Т.А. в отзывах на дипломы говорила о нас во всю ширь. А платой за её хождения с нашими рукописями по редакциям, случалось, становились те же истерики.
Что помню? Телефонные разговоры, почти аутотренинг, врачующий словесный пинг-понг, в котором тот, что сегодня сильнее, пытался убедить другого, что всё еще наладится. Обычные самоуговоры.
Её комнатушка в "Воплях" была завалена рукописями. Чашки стояли мытые, сполоснутые под краном. Крутые ступени "последнего убежища" перед уходом из журнала, словно завещанного ей отцом. Пока она не взбунтовалась, ей было там, в Нирнзее, покойно и неодиноко.
Ей вообще мало где было пристанище.
Помню, ее пригласили в... глянцевый журнал. Что-то о дизайне, о шике, прозападно, кричаще, со слюнями и обывательскими восторгами. Дали корректуру - не понимала слов, мерзкого англо-нижегородского жаргона, который тогда еще не смели назвать "гламурным". Бек и гламур! Через неделю тот, кто приглашал ее, обещая пятьсот долларов в месяц ей, зарабатывавшей такую сумму за полгода, решил, что она "не подходит". Это был удар. Не первый, очередной, похожий на десятое или пятнадцатое включение в премиальный список и выкидывание из него в последний момент "из высших соображений". Такое с ней проделывали регулярно, - друзья, добрые знакомые. За звания боролись и борятся свирепее, чем когда-то за сидячее место в общественном транспорте, - пихались локтями в лицо, бились, кусались, интриговали по телефону, письмами, приходами. Её любили выдвигать в жюри, но премии предпочитали раздавать более "понимающим", более "своим". Она была верна им, хоть и подозревала в изменах, обижалась, расстраивалась из-за ерунды. Вокруг хапали, лопали, беззастенчиво делили то, что раньше было ничейным, то, что выкидывалось "русской литературе" на прокорм щедрыми дланями бизнесменов всех мастей, хотящих не только прослыть меценатами, "оптимизировать налоги", но и "уважения" среди бывших "властителей дум". В тех же "Воплях" она работала дважды, уходила, возвращалась, вращалась в исполинских, но таких нешироких кругах, включавших только-то Германию, США, в последний год --Израиль. Навестила подруг. Поняли ли они, что она прощалась? Не знала и она сама. Сказала: я бы не смогла там жить. Песок, ветер, жара. Думать нельзя, лежишь и чувствуешь, как сознание угасает. Ей, еврейке, историческая родина и не могла оказаться вдруг родной. Холод, русский холод был ей колыбелью. Он и сковал её напоследок в зимний вечер февраля. Поганый месяцок, предвесенний, когда особенно и обострённо не верится в весну, в ее ленивый, совсем не торжествующий приход, с мутными, текущими, как тушь с лица, ручейками, со въедающимися в ноздри, но еще целомудренными запахами отвёрстых помоек.

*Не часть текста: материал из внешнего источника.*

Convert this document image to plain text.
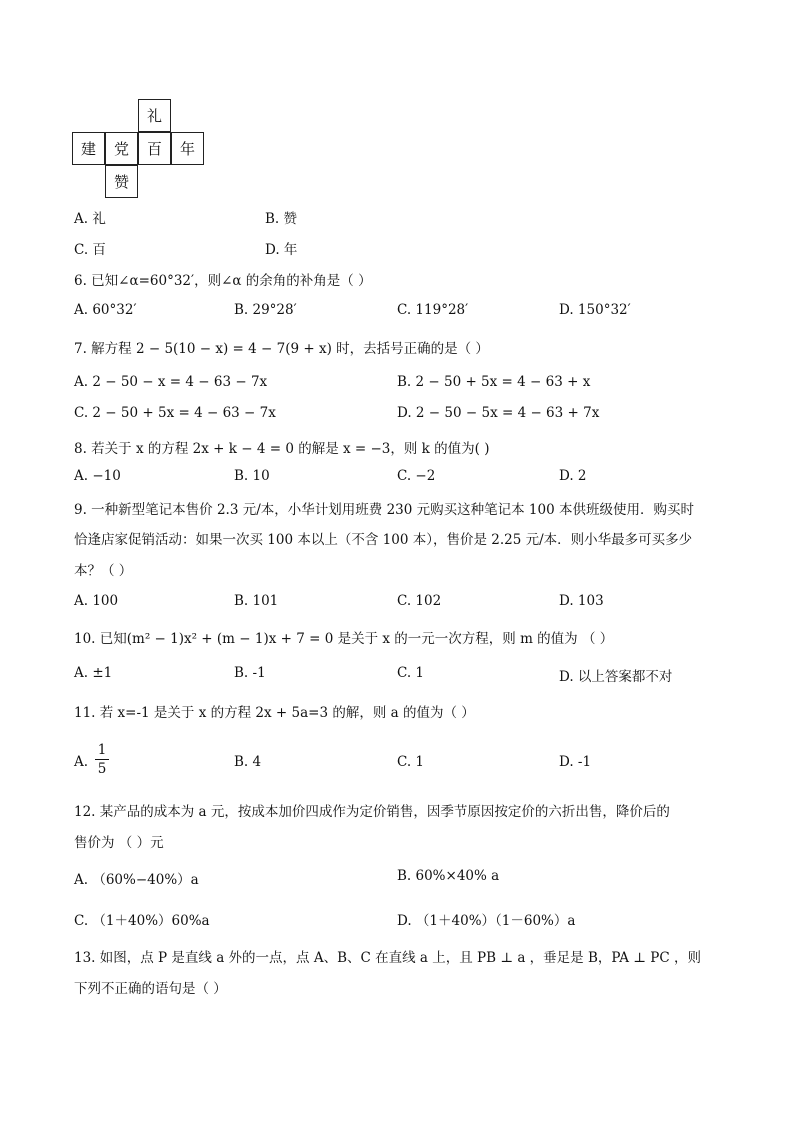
礼
建	党	百	年
赞
A. 礼	B. 赞
C. 百	D. 年
6. 已知∠α=60°32′，则∠α 的余角的补角是（ ）
A. 60°32′	B. 29°28′	C. 119°28′	D. 150°32′
7. 解方程 2 − 5(10 − x) = 4 − 7(9 + x) 时，去括号正确的是（ ）
A. 2 − 50 − x = 4 − 63 − 7x	B. 2 − 50 + 5x = 4 − 63 + x
C. 2 − 50 + 5x = 4 − 63 − 7x	D. 2 − 50 − 5x = 4 − 63 + 7x
8. 若关于 x 的方程 2x + k − 4 = 0 的解是 x = −3，则 k 的值为( )
A. −10	B. 10	C. −2	D. 2
9. 一种新型笔记本售价 2.3 元/本，小华计划用班费 230 元购买这种笔记本 100 本供班级使用．购买时
恰逢店家促销活动：如果一次买 100 本以上（不含 100 本），售价是 2.25 元/本．则小华最多可买多少
本？（ ）
A. 100	B. 101	C. 102	D. 103
10. 已知(m² − 1)x² + (m − 1)x + 7 = 0 是关于 x 的一元一次方程，则 m 的值为 （ ）
A. ±1	B. -1	C. 1	D. 以上答案都不对
11. 若 x=-1 是关于 x 的方程 2x + 5a=3 的解，则 a 的值为（ ）
A.
1
5	B. 4	C. 1	D. -1
12. 某产品的成本为 a 元，按成本加价四成作为定价销售，因季节原因按定价的六折出售，降价后的
售价为 （ ）元
A. （60%−40%）a	B. 60%×40% a
C. （1＋40%）60%a	D. （1＋40%）（1－60%）a
13. 如图，点 P 是直线 a 外的一点，点 A、B、C 在直线 a 上，且 PB ⊥ a ，垂足是 B，PA ⊥ PC ，则
下列不正确的语句是（ ）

Всё это она любила страстно, как только и можно любить Отчизну. Голуби, бомжи, "странные люди", хасиды, идущие в синагогу на Бронной, нищие старухи, полусумасшедшие ходоки из вчера в завтра, - все они составляли ее мир инобытийного отлёта в никто и ничто, за светом, теплящимся за занавеской в юношеский, единственный рассвет, когда знаешь на миллионы лет вперёд, что вечен, неделим, нерасчленим и неуязвим ни для одной подлой стрелы. Как блаженно, как обморочно!
И всё это ложь, твердит поколение за поколением, скрывающееся во мраке, и всё это правда, шепчет нам наша святая юность.
Наша правда - рассветная грёза. Иной не будет. Нам негоже иметь другую.